The last declaration I issued was to a corporation called STARATELY. The war was scheduled to go live at 05:13 game time. Here’s a play-by-play of how it unfolded.
04:33: I announce that I have eyes on an Orca and three Mackinaws mining shortly before the war is set to start.
04:40: The decision was made for all three of us to move toward Warouh on the chance this fleet would still be in space in half an hour. As three guys are attempting to take down four ships, I refit to have two scrams and a disruptor. The two scrams would be insurance against core stabs on the Orca. I state that I’ll be tackling the Orca and one other Mackinaw, leaving my corpmates one Mack each. We pick our targets and have a plan in place.
04:44: The entire fleet unexpectedly logs off.
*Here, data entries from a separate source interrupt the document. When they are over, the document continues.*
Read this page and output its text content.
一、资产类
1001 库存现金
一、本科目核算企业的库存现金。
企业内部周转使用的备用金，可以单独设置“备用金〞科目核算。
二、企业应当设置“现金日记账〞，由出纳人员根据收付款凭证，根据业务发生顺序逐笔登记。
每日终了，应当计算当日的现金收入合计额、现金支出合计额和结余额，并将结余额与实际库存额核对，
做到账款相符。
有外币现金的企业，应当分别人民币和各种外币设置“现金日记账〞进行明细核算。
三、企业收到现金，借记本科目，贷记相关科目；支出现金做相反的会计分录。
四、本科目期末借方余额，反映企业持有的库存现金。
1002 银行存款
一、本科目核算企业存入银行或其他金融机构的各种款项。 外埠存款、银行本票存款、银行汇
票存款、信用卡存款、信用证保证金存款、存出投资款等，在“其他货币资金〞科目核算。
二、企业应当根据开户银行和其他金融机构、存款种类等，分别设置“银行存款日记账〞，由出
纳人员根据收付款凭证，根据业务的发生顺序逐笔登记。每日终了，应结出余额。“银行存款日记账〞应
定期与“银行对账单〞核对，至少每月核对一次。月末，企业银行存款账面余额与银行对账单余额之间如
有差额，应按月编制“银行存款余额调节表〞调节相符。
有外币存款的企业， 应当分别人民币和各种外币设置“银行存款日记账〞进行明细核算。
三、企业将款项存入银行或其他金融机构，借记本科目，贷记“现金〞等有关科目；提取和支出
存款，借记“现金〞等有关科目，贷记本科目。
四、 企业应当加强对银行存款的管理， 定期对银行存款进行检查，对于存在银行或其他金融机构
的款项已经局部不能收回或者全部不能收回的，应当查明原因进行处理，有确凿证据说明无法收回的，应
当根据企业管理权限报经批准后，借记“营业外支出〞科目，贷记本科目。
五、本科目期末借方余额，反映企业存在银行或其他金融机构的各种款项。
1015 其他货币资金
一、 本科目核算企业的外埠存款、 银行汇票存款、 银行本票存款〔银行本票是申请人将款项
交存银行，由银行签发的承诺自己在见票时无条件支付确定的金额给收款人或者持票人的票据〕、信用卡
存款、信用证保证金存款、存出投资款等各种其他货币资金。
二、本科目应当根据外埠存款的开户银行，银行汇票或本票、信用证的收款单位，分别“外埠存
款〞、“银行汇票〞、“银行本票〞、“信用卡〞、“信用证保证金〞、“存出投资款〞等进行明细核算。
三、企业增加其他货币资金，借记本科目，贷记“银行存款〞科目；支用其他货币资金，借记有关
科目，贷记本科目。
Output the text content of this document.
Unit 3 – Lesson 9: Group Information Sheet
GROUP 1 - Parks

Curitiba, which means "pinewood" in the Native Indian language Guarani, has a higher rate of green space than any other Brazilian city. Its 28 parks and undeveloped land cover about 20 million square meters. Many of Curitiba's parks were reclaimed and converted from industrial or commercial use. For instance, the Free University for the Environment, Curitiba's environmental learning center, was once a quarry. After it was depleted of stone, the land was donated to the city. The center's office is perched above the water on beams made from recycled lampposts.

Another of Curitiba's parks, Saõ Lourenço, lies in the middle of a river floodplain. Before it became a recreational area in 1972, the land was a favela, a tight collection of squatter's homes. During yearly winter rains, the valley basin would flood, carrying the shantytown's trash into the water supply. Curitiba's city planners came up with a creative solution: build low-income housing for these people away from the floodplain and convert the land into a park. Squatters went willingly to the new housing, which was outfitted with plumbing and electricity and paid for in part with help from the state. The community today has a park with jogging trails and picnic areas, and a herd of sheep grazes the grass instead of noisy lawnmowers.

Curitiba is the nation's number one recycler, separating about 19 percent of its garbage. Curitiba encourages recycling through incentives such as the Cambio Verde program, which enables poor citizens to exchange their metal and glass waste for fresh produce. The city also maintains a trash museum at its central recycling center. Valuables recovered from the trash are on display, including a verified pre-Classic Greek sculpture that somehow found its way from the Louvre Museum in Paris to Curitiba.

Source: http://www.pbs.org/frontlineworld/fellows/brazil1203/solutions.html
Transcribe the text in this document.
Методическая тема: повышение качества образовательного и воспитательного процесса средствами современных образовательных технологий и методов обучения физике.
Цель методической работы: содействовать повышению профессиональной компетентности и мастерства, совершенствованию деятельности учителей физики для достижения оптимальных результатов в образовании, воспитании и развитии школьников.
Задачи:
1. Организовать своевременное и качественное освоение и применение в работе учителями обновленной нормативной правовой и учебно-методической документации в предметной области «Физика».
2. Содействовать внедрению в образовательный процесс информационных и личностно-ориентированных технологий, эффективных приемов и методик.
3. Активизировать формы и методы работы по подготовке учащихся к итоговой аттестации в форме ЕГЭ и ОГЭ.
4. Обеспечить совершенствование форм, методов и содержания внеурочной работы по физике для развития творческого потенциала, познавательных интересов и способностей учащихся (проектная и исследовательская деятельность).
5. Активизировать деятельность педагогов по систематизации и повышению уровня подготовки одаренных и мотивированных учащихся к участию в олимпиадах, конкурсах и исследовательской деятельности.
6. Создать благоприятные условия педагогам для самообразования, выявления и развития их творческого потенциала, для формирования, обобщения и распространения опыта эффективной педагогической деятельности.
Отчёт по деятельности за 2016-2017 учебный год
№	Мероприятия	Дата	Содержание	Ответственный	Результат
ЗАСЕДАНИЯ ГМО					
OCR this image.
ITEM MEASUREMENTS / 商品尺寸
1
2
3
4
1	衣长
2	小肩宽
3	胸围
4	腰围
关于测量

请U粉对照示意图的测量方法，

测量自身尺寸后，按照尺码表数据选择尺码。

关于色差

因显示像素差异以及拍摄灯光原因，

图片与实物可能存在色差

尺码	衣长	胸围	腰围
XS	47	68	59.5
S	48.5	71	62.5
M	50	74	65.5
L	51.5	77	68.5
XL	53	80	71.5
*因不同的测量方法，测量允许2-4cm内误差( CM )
So much for plans, right? Mining drones and an MTU are left in space. We decided the best approach would be to jump into the system and log off in the belt in the hopes he’ll return.
04:54: All three of us have logged off. All three of our alts were cloaked in the belt waiting for something to log back in.
05:07: The Orca logs in first. Every minute or so after that, a Mackinaw logs in. We watched the slowest multiboxer ever start Orca boosts and tediously launch drones and start mining lasers.
05:13: We check the info pages for both corporations to confirm the war is live. We check the grid to ensure everything is where we expect it to be and nothing is aligning. There’s a “3…2…1…” over comms, and a few seconds later we’re all on grid and frantically pointing things.
05:14-05:20: This time period is best expressed like an old Batman episode:
05:29: The war ends, as STARATELY closes for good.